I hope it succeeds. But it’s not exactly making consumers an irresistible offer for their personal data. In its offering circular, it lists 20 days of nutritional data as being worth $0.14. Your annual health record earns you another $0.14. Your whole microbiome is worth $3.50. It’s a little underwhelming.
But Luna has the right idea. And it’s just one of a growing number of companies willing to give you compensation for personal data while building a crypto fortress or other defenses to protect and anonymize your data.
The pathway to monetize data is much clearer for GlaxoSmithKline than it is for Luna. GlaxoSmithKline is developing dozens of drugs. If the data it gets from 23andMe helps turn just one drug into a blockbuster product, the $300 million it paid will look like a steal.
On the other hand, Luna is just beginning to collect data. As its data store expands, so will its worth.
It’s not all about the compensation, though. Shouldn’t people also have a say in (if not control over) what their data is used for? My data are my words.

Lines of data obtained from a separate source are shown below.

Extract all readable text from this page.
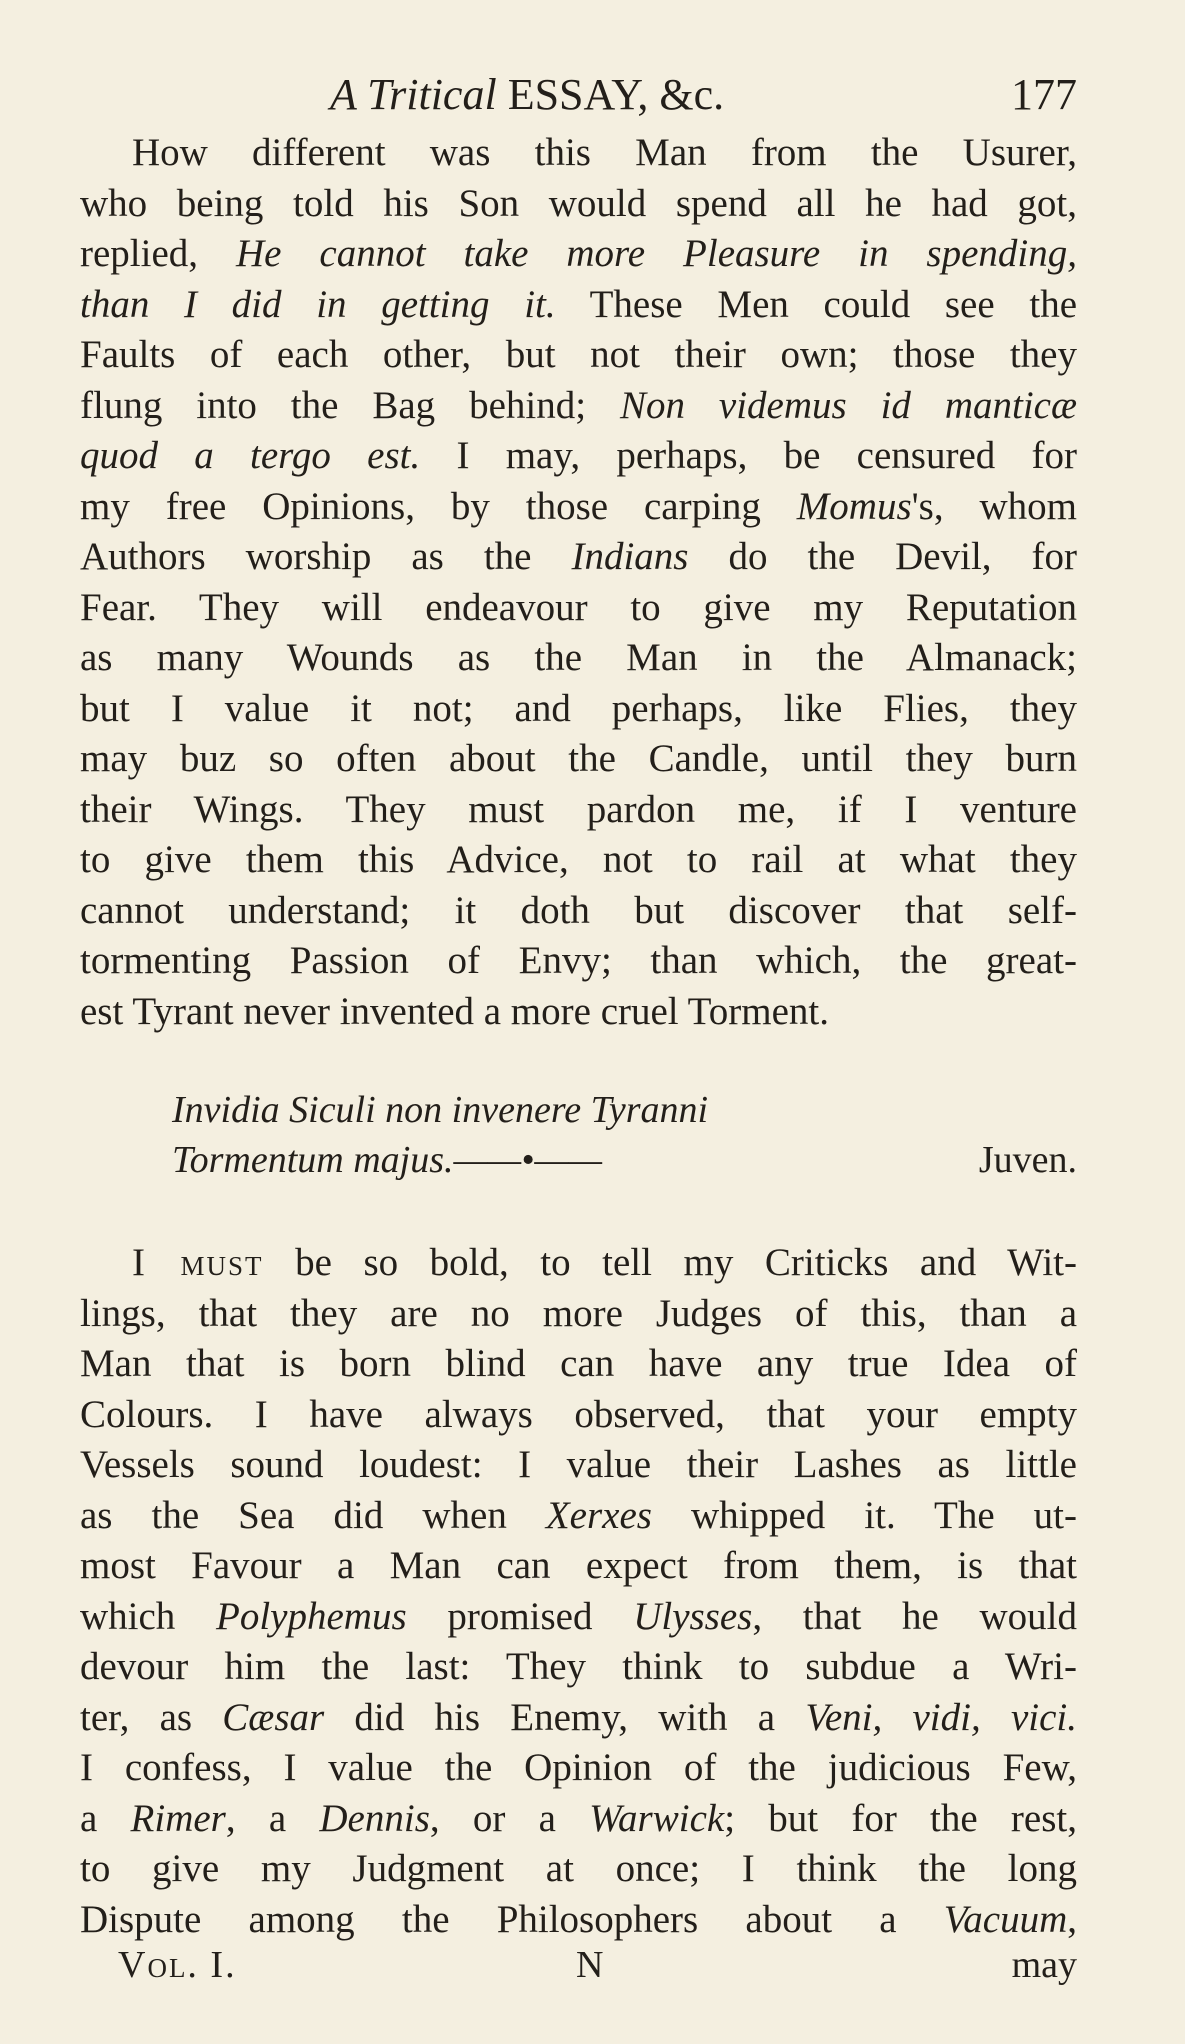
A Tritical ESSAY, &c.	177
How different was this Man from the Usurer,
who being told his Son would spend all he had got,
replied, He cannot take more Pleasure in spending,
than I did in getting it. These Men could see the
Faults of each other, but not their own; those they
flung into the Bag behind; Non videmus id manticæ
quod a tergo est. I may, perhaps, be censured for
my free Opinions, by those carping Momus's, whom
Authors worship as the Indians do the Devil, for
Fear. They will endeavour to give my Reputation
as many Wounds as the Man in the Almanack;
but I value it not; and perhaps, like Flies, they
may buz so often about the Candle, until they burn
their Wings. They must pardon me, if I venture
to give them this Advice, not to rail at what they
cannot understand; it doth but discover that self-
tormenting Passion of Envy; than which, the great-
est Tyrant never invented a more cruel Torment.
Invidia Siculi non invenere Tyranni
Tormentum majus.——•——	Juven.
I must be so bold, to tell my Criticks and Wit-
lings, that they are no more Judges of this, than a
Man that is born blind can have any true Idea of
Colours. I have always observed, that your empty
Vessels sound loudest: I value their Lashes as little
as the Sea did when Xerxes whipped it. The ut-
most Favour a Man can expect from them, is that
which Polyphemus promised Ulysses, that he would
devour him the last: They think to subdue a Wri-
ter, as Cæsar did his Enemy, with a Veni, vidi, vici.
I confess, I value the Opinion of the judicious Few,
a Rimer, a Dennis, or a Warwick; but for the rest,
to give my Judgment at once; I think the long
Dispute among the Philosophers about a Vacuum,
Vol. I.	N	may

And I’d be extremely angry if Early Investing took all my articles, put them in a book, made a million dollars and gave me nothing.
But we’re at the dawn of the big data age. It’s not yet obvious to most people that all kinds of data have worth. Some people vastly underestimate the value of data, believing it’s worth very little, if anything. Others vastly overestimate the worth of data, especially their own biodata.
Up for Debate
I did a little experiment last week. I told my 30-something daughter and her husband about 23andMe’s $300 million deal with GlaxoSmithKline. My daughter was clearly irked. “If you want to know how I feel, read this article,” she told me. It’s a scathing critique of the deal.
I expected her husband to take the opposite view (they never agree on anything). Sure enough, he told me, “Personally, it doesn’t really bother me.”
Opinions on this contentious subject vary. As for me?
I hate the idea that unknown entities may know more about me than I do… and may be using my personal data for their own ends – whether I agree to it or not. I don’t want Google, Facebook, my doctor or my bank to own, control, use or sell my personal data. I certainly don’t want it to fall into the hands of the government.
Tech created this data ownership problem. But it can also create the solution.